Seit 1996 kämpfen verfeindete Milizen im Kongo gegeneinander und gegen die Regierung. In dem Krieg, in dem Schätzungen zufolge bis zu 3,9 Millionen Menschen starben, geht es um Macht und den Zugang zu wertvollen Ressourcen wie Gold, Diamanten und dem zur Handy-Produktion benötigten seltenen Erz Coltan.

Die 1999 beschlossene Uno-Blauhelmmission hat bisher wenig ausgerichtet. Betroffene berichteten nach Angriffen von Rebellen, diese hätten sie verhöhnt, sie sollten doch „ihre Freunde von der Uno“ zur Hilfe rufen.

Eingeschränktes Mandat

Viel ausrichten können die Blauhelm-Soldaten wegen íhres eingeschränkten Mandats in der Tat nicht. Sie dürfen sich gegen Angreife verteidigen, nicht aber aktiv gegen die kämpfenden Parteien vorgehen oder sie entwaffnen. Erst kürzlich wurden sie bei einer Meuterei von Angehörigen der kongolesischen Armee angegriffen.

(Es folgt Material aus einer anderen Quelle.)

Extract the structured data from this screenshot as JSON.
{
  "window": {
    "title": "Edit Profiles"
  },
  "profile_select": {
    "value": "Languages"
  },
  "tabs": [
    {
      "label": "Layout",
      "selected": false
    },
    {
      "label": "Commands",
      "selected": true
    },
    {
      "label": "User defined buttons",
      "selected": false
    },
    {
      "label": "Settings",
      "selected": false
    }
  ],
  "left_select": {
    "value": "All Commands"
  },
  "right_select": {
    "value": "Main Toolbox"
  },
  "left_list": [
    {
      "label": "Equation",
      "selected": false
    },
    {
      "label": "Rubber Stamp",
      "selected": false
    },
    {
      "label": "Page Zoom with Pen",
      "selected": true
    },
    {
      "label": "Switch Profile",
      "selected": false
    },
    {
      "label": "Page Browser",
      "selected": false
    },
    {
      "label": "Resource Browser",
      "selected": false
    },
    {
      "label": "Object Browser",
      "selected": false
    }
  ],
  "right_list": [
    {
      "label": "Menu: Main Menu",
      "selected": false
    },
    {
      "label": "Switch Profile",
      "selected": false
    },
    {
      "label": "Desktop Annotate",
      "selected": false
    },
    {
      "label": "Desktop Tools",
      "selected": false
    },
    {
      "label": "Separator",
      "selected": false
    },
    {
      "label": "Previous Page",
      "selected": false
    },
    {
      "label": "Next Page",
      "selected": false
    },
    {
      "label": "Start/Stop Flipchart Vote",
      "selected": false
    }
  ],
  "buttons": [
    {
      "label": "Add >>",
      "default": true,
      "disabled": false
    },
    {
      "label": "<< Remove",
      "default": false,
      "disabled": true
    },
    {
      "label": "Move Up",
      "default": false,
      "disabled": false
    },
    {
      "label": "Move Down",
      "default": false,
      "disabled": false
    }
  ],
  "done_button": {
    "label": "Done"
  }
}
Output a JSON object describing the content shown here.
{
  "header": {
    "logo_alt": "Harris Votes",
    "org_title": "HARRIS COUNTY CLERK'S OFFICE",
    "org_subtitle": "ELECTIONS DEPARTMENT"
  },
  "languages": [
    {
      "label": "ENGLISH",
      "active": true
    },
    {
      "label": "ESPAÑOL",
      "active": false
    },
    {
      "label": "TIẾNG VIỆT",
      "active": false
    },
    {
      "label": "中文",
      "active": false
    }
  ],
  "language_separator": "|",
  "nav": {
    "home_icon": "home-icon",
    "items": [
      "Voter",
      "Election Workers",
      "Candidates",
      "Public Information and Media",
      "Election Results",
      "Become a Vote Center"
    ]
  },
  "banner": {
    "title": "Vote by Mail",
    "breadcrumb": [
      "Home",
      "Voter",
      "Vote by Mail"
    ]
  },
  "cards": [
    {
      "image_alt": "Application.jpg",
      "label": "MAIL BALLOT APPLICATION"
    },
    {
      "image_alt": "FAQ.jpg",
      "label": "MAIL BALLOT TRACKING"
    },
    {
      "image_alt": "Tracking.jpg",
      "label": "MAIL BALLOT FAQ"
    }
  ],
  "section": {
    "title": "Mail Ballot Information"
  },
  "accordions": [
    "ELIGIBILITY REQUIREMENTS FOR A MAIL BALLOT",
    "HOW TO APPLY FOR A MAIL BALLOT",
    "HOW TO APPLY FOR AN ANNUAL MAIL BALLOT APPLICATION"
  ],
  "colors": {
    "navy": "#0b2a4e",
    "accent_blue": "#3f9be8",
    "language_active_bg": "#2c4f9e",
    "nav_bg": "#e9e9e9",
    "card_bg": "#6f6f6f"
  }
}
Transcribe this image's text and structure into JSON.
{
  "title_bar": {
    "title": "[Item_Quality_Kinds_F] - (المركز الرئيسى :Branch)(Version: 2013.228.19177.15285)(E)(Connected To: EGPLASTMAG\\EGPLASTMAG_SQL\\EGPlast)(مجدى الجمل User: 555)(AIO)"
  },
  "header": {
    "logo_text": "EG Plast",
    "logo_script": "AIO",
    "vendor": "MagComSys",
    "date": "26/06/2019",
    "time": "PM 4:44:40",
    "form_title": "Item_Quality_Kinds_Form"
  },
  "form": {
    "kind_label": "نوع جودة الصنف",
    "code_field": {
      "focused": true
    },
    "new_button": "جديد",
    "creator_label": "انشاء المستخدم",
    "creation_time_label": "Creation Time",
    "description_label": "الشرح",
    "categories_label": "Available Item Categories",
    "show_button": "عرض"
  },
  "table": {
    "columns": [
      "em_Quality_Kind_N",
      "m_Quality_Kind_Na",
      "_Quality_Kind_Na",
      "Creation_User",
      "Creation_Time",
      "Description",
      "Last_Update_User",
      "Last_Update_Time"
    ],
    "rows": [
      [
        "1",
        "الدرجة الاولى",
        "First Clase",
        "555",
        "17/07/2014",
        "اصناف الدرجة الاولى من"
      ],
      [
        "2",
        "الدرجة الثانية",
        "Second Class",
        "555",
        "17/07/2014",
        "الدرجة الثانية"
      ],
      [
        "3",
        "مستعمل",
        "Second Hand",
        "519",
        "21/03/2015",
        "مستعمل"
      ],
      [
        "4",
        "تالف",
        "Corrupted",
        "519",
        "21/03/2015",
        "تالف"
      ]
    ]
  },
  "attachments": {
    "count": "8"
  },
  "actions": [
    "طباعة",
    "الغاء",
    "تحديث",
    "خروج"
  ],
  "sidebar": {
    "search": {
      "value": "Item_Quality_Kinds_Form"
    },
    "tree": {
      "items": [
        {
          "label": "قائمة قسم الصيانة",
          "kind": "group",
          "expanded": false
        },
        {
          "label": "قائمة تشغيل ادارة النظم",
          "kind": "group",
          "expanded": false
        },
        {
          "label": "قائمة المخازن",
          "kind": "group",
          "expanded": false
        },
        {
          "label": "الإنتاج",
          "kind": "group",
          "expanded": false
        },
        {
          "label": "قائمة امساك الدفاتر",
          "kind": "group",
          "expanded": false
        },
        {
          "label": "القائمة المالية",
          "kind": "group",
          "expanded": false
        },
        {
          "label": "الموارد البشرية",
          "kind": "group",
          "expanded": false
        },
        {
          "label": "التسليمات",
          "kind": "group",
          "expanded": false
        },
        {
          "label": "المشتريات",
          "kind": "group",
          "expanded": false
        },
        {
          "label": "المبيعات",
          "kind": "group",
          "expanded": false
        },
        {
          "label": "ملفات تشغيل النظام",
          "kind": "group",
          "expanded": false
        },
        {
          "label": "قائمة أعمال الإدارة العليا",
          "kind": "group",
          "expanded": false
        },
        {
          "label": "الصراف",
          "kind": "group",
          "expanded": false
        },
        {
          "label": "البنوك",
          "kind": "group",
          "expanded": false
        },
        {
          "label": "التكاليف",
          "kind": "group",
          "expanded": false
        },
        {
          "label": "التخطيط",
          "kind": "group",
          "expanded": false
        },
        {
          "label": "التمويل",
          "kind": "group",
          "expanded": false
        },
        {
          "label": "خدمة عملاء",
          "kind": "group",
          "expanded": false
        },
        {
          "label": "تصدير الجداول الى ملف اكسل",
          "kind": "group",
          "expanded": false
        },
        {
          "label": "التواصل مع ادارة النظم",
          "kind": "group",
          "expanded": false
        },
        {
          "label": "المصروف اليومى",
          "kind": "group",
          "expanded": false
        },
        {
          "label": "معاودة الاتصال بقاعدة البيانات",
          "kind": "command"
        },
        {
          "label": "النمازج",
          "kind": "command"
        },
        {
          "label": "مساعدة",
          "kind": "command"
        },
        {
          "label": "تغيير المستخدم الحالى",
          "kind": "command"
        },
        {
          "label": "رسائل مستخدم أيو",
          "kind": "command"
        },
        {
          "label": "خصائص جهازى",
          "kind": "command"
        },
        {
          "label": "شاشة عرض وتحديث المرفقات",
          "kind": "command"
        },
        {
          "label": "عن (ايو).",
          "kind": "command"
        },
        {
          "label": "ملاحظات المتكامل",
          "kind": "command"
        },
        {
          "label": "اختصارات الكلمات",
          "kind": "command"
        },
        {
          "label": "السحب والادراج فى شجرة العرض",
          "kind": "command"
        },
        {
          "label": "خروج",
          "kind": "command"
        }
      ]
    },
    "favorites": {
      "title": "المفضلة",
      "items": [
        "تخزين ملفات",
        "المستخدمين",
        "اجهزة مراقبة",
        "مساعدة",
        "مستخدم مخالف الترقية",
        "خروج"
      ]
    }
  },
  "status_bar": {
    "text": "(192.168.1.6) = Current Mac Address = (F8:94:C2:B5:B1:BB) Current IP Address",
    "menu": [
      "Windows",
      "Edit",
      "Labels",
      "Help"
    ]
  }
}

Auf dem Papier herrscht seit dem Jahr 2002 Frieden. Davon kann jedoch keine Rede sein. Laut einer internationalen Studie kommen in dem riesigen zentralafrikanischen Land täglich zwischen 1000 und 1200 Menschen um - fast die Hälfte davon Kinder unter fünf Jahren - und das, obwohl diese Altersgruppe nur ein Fünftel der Bevölkerung im Ostkongo ausmacht.

Wie Milizen Boras Dorf überfielen

Grund dafür sind weniger direkte Kampfhandlungen als vielmehr die Konsequenzen des Krieges: Armut, Seuchen, Krankheiten, die im Frieden behandelbar wären. Hinzu kommt bei Frauen und Kindern das Risiko der Vergewaltigung sowie eine daraus folgende HIV-Infektion.

Die Malteser kümmerten sich allein im vergangenen Jahr um mehr als 10.000 misshandelte und vergewaltigte Frauen. Die 16-jährige Bora zählt nun auch zu den Frauen, die von geschulten Malteser-Mitarbeitern psychologisch betreut werden. Sie hat inzwischen erzählt, dass Milizen nachts ihr Dorf überfielen. Dass sie in das Haus ihres Großvaters eindrangen. Dass sie den alten Mann erschossen und sie in ihrem Versteck unter dem Bett fanden.

Die Männer zerrten sie aus dem Haus. Vor der Tür stand bereits eine Gruppe von Frauen. Gefesselt. Was aber in den zwei Wochen geschah, nachdem die Milizen die wehrlosen Frauen in den Wald verschleppt hatten, darüber will Bora derzeit noch nicht sprechen.